Hart-Scott-Rodino Antitrust Improvements Act- A Robust Compliance Program May Prevent HSR’s Aggregation Rules from Becoming A Trap for the Unwary

By Colleen Pleasant Kline, Denise M. Gunter, Carrie A. Hanger

Association of Corporate Counsel Baltimore - Focus

If you have engaged in any equity or asset transaction, merger or other form of a consolidation or joint venture, you may already be familiar with the Hart-Scott-Rodino Antitrust Improvements Act of 1976 (the “HSR Act”) and its accompanying rules found in 16 CFR 801-803. The Act and the rules require certain acquirers and targets (and the persons who control them) to file a detailed notice with the Federal Trade Commission (“FTC”) and the Department of Justice (“DOJ”) prior to completing the transaction or risk facing substantial penalties or fines. The HSR rules are complex and nuanced, and determining whether an HSR filing may be required is a very fact specific process focusing on the underlying transaction, the parties to it and their ultimate parent entities.
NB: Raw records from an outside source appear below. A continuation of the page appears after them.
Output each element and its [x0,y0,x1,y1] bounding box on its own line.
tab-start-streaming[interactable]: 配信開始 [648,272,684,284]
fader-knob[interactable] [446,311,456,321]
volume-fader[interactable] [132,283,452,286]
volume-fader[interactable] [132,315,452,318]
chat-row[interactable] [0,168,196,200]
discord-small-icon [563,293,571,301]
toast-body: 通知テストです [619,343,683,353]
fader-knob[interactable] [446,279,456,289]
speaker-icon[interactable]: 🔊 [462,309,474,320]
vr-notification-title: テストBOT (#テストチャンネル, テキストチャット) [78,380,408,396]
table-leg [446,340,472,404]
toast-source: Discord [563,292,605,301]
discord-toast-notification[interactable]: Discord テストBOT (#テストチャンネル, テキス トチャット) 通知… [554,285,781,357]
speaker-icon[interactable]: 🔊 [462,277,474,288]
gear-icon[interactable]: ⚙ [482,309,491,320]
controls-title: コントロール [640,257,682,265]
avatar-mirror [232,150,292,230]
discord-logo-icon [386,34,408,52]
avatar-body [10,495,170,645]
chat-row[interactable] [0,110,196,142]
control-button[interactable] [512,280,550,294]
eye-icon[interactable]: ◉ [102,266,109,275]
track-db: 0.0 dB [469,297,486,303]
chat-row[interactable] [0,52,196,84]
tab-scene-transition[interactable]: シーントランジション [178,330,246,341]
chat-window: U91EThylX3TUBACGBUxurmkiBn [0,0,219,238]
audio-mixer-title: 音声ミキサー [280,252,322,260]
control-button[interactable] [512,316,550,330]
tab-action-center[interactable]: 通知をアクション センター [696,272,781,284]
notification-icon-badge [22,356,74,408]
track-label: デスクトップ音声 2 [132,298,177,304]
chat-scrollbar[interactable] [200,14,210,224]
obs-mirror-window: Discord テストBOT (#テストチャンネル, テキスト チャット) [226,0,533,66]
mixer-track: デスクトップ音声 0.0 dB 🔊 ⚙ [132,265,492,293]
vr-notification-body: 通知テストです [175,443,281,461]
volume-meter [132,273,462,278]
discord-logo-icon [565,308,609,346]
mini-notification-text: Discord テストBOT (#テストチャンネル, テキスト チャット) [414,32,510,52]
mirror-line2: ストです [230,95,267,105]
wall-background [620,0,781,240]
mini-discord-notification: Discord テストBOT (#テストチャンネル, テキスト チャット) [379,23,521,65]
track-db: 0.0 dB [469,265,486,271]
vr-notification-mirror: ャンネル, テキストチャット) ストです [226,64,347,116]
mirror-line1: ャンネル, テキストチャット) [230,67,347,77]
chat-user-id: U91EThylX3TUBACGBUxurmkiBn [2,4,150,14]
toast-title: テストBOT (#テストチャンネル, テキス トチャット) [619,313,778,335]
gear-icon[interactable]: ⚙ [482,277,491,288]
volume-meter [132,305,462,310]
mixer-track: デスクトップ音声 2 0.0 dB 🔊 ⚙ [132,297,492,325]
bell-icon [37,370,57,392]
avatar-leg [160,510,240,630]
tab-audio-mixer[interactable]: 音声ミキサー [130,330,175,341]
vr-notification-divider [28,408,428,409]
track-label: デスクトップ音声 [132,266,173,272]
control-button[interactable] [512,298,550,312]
Under the HSR Act, certain transactions, which exceed the minimum size of transaction thresh-old (currently $92 million), may trigger a filing requirement if the parties to the transaction otherwise meet the applicable size of person test and no other exemptions apply. (See Key Updates: New, Lower HSR Notification Thresholds for current thresholds.) For larger transactions, i.e., those currently valued at greater than $368 million, the size of person test does not apply. If an HSR filing is required, the parties to the transaction must wait until the expiration of the waiting period (30 days) before they may proceed with the closing on the sale.